“From the early days of this award to the present, you have always found the best of the best in human instinct. The rush to respond in an instant is not in every person who is witness to accidents and tragedies. However, when the instinct to react is there, it is genuinely and act of heroism. It should always be clear that this is a damn good program.” -Boyd Lowell Applegate, truck driver and recipient of the 1993 Goodyear national highway hero award
I don‘t know Boyd Applegate, but I wish I did - just like I wish I‘d been able to meet any of Goodyear Tire & Rubber Co.‘s national highway heroes. These folks are more than truck drivers; they are living, breathing proof that everyday people are capable of extraordinary things.
Boyd recently wrote a letter to Donn Kramer, director of Goodyear‘s commercial tire marketing department, talking about how he found himself in the middle of yet another potentially fatal highway scene - an injured man in the roadway - earlier this year (on Good Friday no less) yet managed to not only avoid hitting the pedestrian but also stopped to render much needed aid.

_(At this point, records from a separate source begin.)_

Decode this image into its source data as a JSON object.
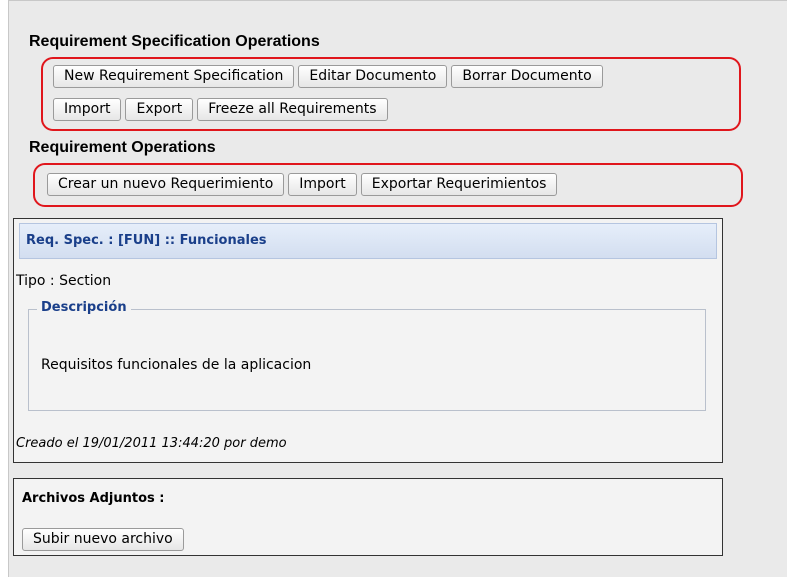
{
  "req_spec_ops": {
    "title": "Requirement Specification Operations",
    "buttons": [
      "New Requirement Specification",
      "Editar Documento",
      "Borrar Documento",
      "Import",
      "Export",
      "Freeze all Requirements"
    ]
  },
  "req_ops": {
    "title": "Requirement Operations",
    "buttons": [
      "Crear un nuevo Requerimiento",
      "Import",
      "Exportar Requerimientos"
    ]
  },
  "spec": {
    "header": "Req. Spec. : [FUN] :: Funcionales",
    "type_line": "Tipo : Section",
    "description_legend": "Descripción",
    "description_text": "Requisitos funcionales de la aplicacion",
    "created_line": "Creado el 19/01/2011 13:44:20  por demo"
  },
  "attachments": {
    "title": "Archivos Adjuntos :",
    "upload_button": "Subir nuevo archivo"
  },
  "colors": {
    "highlight_outline": "#e0161c",
    "header_text": "#1a3f8a"
  }
}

Months later, he wrote that the trauma of that evening came back to him upon reading a small item about the latest Goodyear highway hero winner, causing him to shake and cry. Yet Boyd‘s nerves were solid as steel when he saved that pedestrian - never flinching for a second when he braked and swerved in such a way to avoid the man but also prevent his rig from jack knifing. Only other drivers in this industry know how hard something like that is to accomplish - and here Boyd did it almost instinctively.
I relate Boyd‘s tale here because nominations for this year‘s highway hero are still open, until November 30 [and you can clink here to nominate one of them or call the Goodyear hero hotline at 330-796-8183.]. I know there are many, MANY noteworthy stories out there worthy of this award and I encourage you to submit them because, frankly, these are tales worth telling.
[It‘s important to emphasize here that all nominees for this award must be full-time truck drivers and must reside in the U.S. or Canada]
I‘ve talked to lots of drivers over the years and heard just amazing stories of heroism - made all the more amazing because the drivers themselves didn‘t give their deeds much of a second thought. Someone needed help - they rendered aid. From their perspective, that‘s the long and short of it - period.
Oh, but it‘s so much more than that. Take Charles Ingram, for example - Goodyear's 2002 highway hero. A veteran owner-operator for FedEx Ground, Ingram was driving his 18-wheeler in the metro Atlanta area when he came upon an accident with a car on fire. Two passengers were trapped inside the burning vehicle, but none of the gathered bystanders were attempting to fight the fire or rescue the pair. Ingram grabbed a hammer and rushed in to the scene, breaking out the windows to pull both driver and passenger to safety.
As you can see, not everybody can do what the Ingram‘s and Applegate‘s of the world do. People stood around and nearly watched a care fire consume two lives - Ingram jumped in there and stopped that tragedy from occurring. Rightfully, he takes a lot of pride in what he did that day six years ago - and hopes his actions help shine a more positive light on what his brothers and sisters behind the big rig wheels do for a living.
“It‘s so important to the image of our industry to be seen helping others,” Ingram said. “That‘s why I hope more people will consider nominating those drivers who they think deserve the Highway Hero award.”
“Since receiving this honor I have rescued and additional five drivers from overturned or wrecked vehicles,” added Boyd. “All of that would not mean as much as it does if it were not for this beautiful ring [one of the honors bestowed on Goodyear highway heroes]. It is a constant reminder that I am a good person. To this day, the ring is on my finger day and night for the world to see ... and I never tire of answering questions when people notice it. This program was an inspiration to me three years before I was nominated - and it still inspires me today.”
There are a ton of drivers out there like Charles and Boyd - men and women alike - and they need to be recognized for the good deeds they‘ve done.